The second, the R-W-W (“real, win, worth it”) screen, sometimes known as the
Schrello screen, can be used to evaluate individual projects. Versions of the
screen have been circulating since the 1980s, and since then a growing roster
of companies, including General Electric, Honeywell, Novartis, Millipore, and
3M, have used them to assess busi- ness potential and risk exposure in their
innovation portfolios; 3M has used R-W-W for more than 1,500 projects.

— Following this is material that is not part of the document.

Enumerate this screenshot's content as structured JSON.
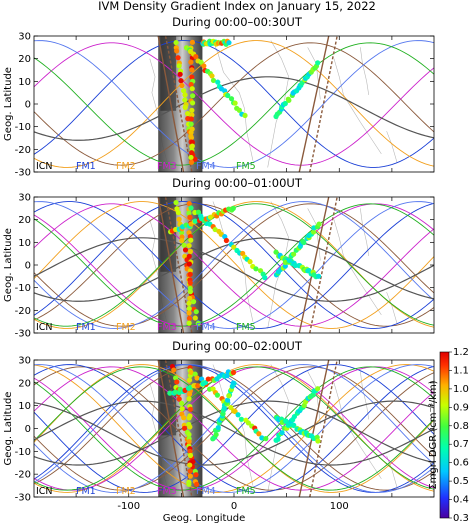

(I've never tried to dig any deeper than seeing mentions that Don Schrello
seems to have put it together sometime in the 1960s/1970s as part of his
marketing company.)

------
teddyh
For a partial and anonymized story about the initial decline of SRI, read _The
Network Revolution – confessions of a computer scientist_ (1982) by Jacques
Vallée. Reportedly, they all became entranced with Erhard Seminars Training.

------
peter303
I thought SRI was classified war related research spun off from Stanford
during the anti-war years. At one time the S stood for Stanford. Stanford
didnt completely divest all its war miltary research because the computer
science department still accepted DARPA money. I remember Professor Terry
Winograd feeling conflicted about that. Terry,s compromise was that all their
results would openly published for both military and civilian applications.

------
fintler
I thought SRI was mostly driven by being a psuedo CIA (and the IC in general)
research division -- which provides a steady funding stream. Were they really
close to bankruptcy in 1998? The article doesn't go into many details of that.

------
peter303
The computer mouse and the graphic user interface was invented at the young
SRI by Englebart. He didnt commercialize it. But Xerox a few miles away,
fleshed it out.

------
forbin_meet_hal
I worked with them at more-or-less arm's length from 1997 - 2002. Truly a
magical time while it lasted.